In a 2014 study, The Association of Certified Fraud Examiners’ (ACFE) revealed that the typical organization loses an average of 5% of revenues each year due to fraud.
5%! That’s HUGE! Small Businesses are at even higher risk of fraud due to a lack of turnover and financial controls in place to prevent fraud. You might not see it on the local news but we see it often as CPAs and in most cases, it could have been preventable. The good news is that you can implement simple, common sense financial controls in your business that will help mitigate the risk of fraud.
Give me the BIG PICTURE!
In order to prevent and detect fraud, it’s essential to develop a segregation of duties, which limits the employee’s ability to commit and conceal during the normal course of their job. The normal segregation of duties are the following:
- Authorization or Approval
- Custody of Assets
- Recording of Transactions
If you have an employee performing more than one of these duties, then you are at higher risk for theft.
The easiest way to understand this concept is with examples:
You wouldn’t want an employee to open the mail and receive a check (Custody of Assets) and also have the ability to delete an invoice or accounts receivable in the accounting system (Recording). Otherwise, an employee could steal the check and delete the transaction so no one knew it was missing.
You wouldn’t want an employee to deposit money in the bank account (Custody of Assets) and also reconcile the bank account (Reconciliation). Otherwise, an employee could steal the bank deposit and enter a fake transaction on the bank reconciliation to cover it up.
You wouldn’t want an employee to approve time cards (Approval) and also create paychecks for employees (Custody). Otherwise, an employee could add ten additional hours to his or her timecard fraudulently!
Here is the problem…
For most small businesses, having enough employees to design an effective segregation of duties is cost prohibitive. However, you can implement a few simple steps to make your business safer from fraud.
Step 1 – Attitude!
By far the biggest problem when it comes to fraud is attitude; the feeling that fraud could never happen to you. It only happens to someone else. From my experience, the worst frauds I’ve seen occurred because no one ever cared to look or ask a question. One of the main barriers to attitude is the feeling of guilt that employers have because they don’t want employees to feel an aura of distrust. The truth is, the implementation of financial controls protects the Company AND employees by mitigating the ability to commit fraud in the first place. Remember that 5% I discussed earlier? A healthier bottom line is better for the company and employees.
Step 2 – Review
Simply reviewing the accounting records with a skeptical eye and getting involved in the accounting enough to understand the numbers is a big step to mitigating fraud. Here are a few tips on items to review:
- Review your bank statements and bank reconciliations to look for bank transactions that you don’t recognize. On the bank reconciliations, look for odd items such as old outstanding checks that haven’t cleared the bank.
- Review your payroll reports and employee benefit invoices. Look for employee pay and time that is incorrect or even a fake employee! Review the health insurance invoice to look for unapproved benefits being paid such as family coverage added to an employee policy and paid unknown by the employer (I’ve seen this fraud before).

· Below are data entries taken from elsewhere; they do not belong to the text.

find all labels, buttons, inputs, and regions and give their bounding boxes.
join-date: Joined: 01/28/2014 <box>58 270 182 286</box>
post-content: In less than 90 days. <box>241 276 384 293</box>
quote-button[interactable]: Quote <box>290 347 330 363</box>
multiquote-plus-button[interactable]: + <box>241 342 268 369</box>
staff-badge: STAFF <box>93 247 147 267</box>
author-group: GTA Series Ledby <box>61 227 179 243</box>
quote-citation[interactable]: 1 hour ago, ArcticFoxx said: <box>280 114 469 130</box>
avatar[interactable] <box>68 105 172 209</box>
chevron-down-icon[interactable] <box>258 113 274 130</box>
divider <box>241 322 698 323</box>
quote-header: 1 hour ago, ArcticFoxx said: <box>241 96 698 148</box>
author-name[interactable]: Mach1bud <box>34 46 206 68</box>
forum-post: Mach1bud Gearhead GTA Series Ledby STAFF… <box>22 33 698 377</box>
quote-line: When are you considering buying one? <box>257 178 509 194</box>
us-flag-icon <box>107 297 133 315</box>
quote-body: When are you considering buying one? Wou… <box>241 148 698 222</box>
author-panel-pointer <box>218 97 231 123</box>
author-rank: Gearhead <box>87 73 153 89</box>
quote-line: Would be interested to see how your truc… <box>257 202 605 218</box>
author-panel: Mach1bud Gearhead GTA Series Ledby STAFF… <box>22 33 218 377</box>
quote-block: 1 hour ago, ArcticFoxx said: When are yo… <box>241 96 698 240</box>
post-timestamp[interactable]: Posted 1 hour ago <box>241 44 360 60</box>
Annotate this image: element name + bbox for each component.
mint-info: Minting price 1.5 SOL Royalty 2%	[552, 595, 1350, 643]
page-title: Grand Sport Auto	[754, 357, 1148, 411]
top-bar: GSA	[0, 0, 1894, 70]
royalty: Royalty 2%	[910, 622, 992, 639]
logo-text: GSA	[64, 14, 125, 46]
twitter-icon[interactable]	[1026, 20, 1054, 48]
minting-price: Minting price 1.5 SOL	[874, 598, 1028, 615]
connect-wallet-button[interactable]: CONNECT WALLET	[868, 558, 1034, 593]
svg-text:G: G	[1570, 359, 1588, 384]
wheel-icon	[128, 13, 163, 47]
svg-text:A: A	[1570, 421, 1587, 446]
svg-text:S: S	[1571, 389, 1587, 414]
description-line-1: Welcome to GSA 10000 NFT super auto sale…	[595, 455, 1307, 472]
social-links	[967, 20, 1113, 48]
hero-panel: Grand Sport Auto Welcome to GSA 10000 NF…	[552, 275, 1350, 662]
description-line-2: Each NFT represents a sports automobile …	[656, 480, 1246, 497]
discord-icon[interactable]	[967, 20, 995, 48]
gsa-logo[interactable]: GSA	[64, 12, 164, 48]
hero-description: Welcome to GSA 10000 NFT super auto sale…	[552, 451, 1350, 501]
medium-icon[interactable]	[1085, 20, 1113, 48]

- Review invoices to be paid side-by-side with the checks to be signed. Look for fake vendors that could have been set up by employees and look at the addresses where the service was provided. Are you paying for your own utility bill or your employees?
Step 3 – Consider hiring a professional
The right contracted bookkeeper or CPA can provide several benefits to help detect and prevent fraud. Having good financial statements and records is key. By reviewing well prepared financial statements, you can look at income and expense variances and ask questions. Understanding your financial statements and comparing them to other key factors in the business can help understand if fraud could be present. A CPA that has experience in audit and attestation can also work with you to review your financial controls and make customized suggestions for your business.
Fraud is big business for criminals. Don’t make it part of your business. Implement these simple steps today to safeguard your organization.